While it has many serious moments and a few heartbreaking ones, Raney is fundamentally a humorous book. It’s the best kind of humor, too—it grows from Raney’s naïve yet quirky worldview, and from character interaction. You may laugh at Raney and Charles rather than with them on some occasions, but it will be the wry laughter of recognizing in them the same human foibles you and your own friends and family share.
But what truly makes this novel shine is Raney herself, as the first-person narrator. Some samples:
Raney on her wedding night:
Well, I’m not a prude. Getting drunk at your wedding is one thing, but I can understand a little private celebration, maybe—as a symbol of something wonderful happening. Something symbolic. So I didn’t say anything about the champagne. It’s very hard to find fault on your wedding night with a dozen red roses staring you full in the face—even though a still, small voice was warning me.

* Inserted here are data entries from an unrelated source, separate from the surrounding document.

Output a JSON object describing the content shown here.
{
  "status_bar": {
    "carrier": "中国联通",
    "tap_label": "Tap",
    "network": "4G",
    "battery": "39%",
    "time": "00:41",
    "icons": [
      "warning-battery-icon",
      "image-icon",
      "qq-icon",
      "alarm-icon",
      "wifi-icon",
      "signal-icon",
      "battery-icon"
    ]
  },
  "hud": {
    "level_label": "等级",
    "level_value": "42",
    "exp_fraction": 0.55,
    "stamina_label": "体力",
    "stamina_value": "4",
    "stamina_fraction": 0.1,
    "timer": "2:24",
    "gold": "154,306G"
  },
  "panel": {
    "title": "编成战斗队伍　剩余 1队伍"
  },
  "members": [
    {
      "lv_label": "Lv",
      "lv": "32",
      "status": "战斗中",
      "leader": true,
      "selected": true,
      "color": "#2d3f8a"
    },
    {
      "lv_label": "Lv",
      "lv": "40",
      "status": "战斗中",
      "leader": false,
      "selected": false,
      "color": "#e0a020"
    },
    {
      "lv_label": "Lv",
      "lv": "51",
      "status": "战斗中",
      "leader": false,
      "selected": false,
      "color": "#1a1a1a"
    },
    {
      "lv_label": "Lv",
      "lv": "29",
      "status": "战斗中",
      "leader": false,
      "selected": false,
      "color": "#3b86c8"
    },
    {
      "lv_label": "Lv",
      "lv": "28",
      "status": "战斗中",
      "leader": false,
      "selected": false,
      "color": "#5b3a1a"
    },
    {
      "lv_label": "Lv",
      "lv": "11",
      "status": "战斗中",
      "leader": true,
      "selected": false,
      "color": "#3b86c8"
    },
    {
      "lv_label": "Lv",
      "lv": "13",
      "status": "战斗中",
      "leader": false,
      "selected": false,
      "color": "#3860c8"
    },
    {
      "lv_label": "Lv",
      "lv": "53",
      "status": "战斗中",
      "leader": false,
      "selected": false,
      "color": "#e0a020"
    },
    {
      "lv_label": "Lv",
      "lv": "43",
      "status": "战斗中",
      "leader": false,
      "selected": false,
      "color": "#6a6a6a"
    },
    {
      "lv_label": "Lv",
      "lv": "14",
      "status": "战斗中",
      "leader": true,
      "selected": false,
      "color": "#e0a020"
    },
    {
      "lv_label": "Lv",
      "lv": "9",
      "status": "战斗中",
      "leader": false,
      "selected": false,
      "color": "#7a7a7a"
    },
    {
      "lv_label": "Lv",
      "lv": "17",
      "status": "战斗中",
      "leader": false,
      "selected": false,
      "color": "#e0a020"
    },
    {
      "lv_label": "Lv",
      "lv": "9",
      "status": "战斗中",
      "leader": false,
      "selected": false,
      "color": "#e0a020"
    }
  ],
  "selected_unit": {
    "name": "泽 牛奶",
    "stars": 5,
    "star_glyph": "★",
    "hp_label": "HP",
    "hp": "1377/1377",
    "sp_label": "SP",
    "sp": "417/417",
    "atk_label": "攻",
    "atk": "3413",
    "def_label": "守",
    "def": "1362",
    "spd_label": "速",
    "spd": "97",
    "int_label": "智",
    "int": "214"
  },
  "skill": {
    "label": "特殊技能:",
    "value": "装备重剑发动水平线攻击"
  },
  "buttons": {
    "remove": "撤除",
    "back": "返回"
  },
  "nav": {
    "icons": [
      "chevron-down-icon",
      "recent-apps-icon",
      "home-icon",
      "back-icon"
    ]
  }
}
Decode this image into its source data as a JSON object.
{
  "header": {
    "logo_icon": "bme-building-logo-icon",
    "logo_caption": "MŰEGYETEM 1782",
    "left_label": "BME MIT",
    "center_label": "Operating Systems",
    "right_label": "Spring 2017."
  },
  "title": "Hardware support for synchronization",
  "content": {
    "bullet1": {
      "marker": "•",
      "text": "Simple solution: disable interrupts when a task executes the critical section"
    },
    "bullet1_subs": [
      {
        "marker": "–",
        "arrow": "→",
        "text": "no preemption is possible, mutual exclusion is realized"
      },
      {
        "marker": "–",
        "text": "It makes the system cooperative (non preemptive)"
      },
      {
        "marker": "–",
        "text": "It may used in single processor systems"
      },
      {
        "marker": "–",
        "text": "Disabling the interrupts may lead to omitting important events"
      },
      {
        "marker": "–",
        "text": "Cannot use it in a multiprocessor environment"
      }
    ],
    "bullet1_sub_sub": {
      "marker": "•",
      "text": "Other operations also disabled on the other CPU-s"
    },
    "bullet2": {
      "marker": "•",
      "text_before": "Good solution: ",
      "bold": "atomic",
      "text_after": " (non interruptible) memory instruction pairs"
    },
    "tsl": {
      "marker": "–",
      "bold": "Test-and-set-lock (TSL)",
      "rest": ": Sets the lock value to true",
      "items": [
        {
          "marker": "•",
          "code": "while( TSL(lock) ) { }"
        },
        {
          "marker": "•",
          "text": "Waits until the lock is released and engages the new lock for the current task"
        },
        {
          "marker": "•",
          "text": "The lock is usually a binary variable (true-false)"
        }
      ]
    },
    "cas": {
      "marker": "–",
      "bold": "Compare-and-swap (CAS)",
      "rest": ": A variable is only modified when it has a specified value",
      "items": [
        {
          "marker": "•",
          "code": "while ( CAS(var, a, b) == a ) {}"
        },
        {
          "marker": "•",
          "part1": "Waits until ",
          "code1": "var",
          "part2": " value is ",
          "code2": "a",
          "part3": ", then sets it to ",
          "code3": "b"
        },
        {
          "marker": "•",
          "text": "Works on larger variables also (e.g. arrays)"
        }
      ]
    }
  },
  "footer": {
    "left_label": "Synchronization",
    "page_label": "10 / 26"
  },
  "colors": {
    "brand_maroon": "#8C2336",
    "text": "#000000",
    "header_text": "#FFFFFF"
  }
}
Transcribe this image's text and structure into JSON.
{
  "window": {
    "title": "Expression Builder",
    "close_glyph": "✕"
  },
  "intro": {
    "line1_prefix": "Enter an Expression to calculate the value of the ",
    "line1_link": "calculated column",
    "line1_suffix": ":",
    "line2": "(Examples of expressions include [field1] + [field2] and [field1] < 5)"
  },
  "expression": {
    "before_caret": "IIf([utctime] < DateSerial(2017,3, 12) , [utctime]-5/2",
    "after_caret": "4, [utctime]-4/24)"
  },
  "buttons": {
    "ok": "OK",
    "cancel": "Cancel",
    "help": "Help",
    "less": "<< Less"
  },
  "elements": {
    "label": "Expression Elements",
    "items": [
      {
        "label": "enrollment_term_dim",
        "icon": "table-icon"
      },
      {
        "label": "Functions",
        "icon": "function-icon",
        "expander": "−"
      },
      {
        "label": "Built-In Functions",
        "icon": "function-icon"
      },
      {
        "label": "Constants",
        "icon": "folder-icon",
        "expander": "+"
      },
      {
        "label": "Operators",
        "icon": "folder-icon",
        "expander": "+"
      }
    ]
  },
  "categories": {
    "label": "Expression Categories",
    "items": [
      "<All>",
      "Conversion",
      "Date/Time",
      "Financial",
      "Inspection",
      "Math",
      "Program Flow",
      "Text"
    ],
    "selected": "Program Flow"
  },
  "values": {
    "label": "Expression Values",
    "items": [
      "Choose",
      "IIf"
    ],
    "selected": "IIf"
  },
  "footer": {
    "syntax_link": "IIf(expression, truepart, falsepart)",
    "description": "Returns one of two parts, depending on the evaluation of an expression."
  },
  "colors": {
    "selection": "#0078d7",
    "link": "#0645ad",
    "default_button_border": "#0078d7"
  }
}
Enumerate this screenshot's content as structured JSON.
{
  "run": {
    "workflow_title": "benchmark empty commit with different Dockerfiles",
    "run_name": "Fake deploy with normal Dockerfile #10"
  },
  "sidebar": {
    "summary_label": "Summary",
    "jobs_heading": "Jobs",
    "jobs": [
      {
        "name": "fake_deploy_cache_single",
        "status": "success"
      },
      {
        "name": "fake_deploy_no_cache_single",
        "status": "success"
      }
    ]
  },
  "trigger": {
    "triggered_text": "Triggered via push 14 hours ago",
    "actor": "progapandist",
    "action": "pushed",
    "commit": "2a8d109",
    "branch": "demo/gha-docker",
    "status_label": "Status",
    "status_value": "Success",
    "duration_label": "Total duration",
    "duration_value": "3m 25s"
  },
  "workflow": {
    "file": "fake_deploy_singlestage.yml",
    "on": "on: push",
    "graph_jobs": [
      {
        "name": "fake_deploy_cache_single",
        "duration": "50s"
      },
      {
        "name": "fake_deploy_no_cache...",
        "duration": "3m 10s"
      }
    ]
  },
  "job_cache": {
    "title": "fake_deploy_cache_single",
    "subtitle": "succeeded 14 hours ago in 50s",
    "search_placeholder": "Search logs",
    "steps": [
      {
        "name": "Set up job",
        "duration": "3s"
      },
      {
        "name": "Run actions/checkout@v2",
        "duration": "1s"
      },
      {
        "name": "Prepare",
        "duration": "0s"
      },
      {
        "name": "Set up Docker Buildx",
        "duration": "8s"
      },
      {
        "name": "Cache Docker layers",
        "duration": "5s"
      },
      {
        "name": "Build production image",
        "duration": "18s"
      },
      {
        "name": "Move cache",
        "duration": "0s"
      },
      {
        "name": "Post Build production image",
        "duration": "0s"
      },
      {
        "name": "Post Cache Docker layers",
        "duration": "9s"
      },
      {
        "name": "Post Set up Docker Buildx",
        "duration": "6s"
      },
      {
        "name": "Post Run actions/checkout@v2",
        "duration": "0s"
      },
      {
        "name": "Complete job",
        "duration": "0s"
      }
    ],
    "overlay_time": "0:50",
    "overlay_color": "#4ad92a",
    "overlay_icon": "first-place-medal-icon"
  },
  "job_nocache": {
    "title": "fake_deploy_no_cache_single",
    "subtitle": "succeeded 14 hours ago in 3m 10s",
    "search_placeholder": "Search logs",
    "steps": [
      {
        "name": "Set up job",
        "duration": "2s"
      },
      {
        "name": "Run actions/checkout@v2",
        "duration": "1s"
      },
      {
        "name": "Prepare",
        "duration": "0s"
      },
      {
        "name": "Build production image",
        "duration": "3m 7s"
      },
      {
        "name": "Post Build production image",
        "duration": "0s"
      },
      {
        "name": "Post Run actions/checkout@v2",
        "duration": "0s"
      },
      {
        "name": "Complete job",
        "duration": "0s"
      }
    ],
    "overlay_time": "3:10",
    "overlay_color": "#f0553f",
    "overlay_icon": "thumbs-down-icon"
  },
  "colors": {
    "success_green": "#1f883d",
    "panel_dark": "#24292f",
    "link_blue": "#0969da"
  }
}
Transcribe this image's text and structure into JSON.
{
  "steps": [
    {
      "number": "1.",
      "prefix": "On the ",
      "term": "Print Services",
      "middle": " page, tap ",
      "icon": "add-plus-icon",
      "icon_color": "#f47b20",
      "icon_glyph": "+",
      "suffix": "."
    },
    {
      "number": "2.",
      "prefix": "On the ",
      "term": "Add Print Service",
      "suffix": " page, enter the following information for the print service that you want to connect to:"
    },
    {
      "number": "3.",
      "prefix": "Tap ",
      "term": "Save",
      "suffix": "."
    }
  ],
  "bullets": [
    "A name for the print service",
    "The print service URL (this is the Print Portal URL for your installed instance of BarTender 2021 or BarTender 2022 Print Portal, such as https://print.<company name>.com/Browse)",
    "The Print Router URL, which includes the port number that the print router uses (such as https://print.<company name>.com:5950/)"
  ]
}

Raney on her first visit to an Episcopal church:
The priest had a yellow robe with a butterfly on the back. Now that is plumb sacrilegious if you ask me. A house of worship is no place to play Halloween….I was a little nervous about drinking real wine in church. But when I thought about it I ended up figuring maybe that was the best place to do it and God would forgive me….I want you to know the priest gulped down every bit that was left over at the end. That was an education to me.
One caveat: Raney and her relatives use the n-word regularly. It’s a realistic portrayal of how many rural Southerners spoke and thought twenty or thirty years ago, but it might make some readers uncomfortable.
Give Raney a try if you’re looking for a read that’s at once a lighthearted love story and a stunningly accurate portrayal of human nature as hammered out in the first years of a marriage.